The feeding trough is ever full, and the animals can feed any time they want, and take water before retreating to their neatly spread mattresses to chew the cuds.

“With this feeding, I maximise on milk, and I reduce cases of underfeeding, because it is not me to determine what each cow should consume, but the cows themselves deciding on the amount that satisfies them,” she said.

With a 250-litre water tank next to the cow sheds, Omuto has ensured the watering troughs are ever full. Every time a cow drinks, the pipe connected to the water tank replenishes the trough.

“The cows can eat and drink even at night. We only close the taps when cleaning the watering troughs,” she said.

Due to availability of private practitioners in animal care, Omuto has identified veterinary doctors, who do regular checks on her animals to manage diseases as well as spray them against pests.

Apart from the feeds from the agrovets, she has a good stock of dry matter from napier grass, maize stocks, bean plants and hay, which are alternatively fed to the animals.

If she feeds them napier grass in the morning, she alternates this with bean plants during the day, before providing maize stalks in the evening.

“Sometimes we mix all the feeds together and shred, and give the animals at once,” she said.

At any one time, five animals are actively being milked, providing at least 80 litres of milk per day.

Omuto does not sell fresh milk, but has ventured into value addition through making “mala”, which she supplies to clients in retail shops, packaged as ‘QC Homeland Mala’.

Good neighbour

She sells one litre of mala at Sh110, but once in a while offers to sell fresh milk to neighbours, who visit especially when in need of big volumes of milk.

“We have to be good neighbours, so if someone tells me that he or she has visitors and needs some 10 litres of milk, I don’t turn them away. But they have to come early before we begin processing the milk,” she says.
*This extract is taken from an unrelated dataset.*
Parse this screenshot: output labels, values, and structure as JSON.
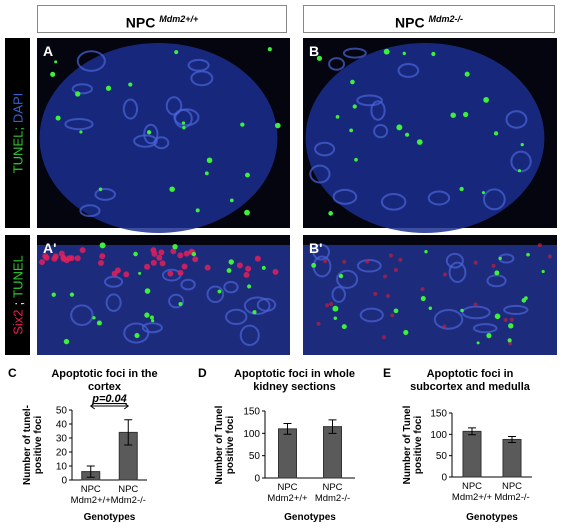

Omuto says she has to rely on other farmers to learn how to make her business a success. They meet at each other’s farms to learn new skills.

“During our youthful days, extension officers would visit farms and help in one way or the other. These days it is tricky as farmers are left on their own,” she says.

Prof Mathews Dida, the Dean, School of Agriculture at Tom Mboya University College in Homa Bay County, says legumes provide protein which is quite essential for cows.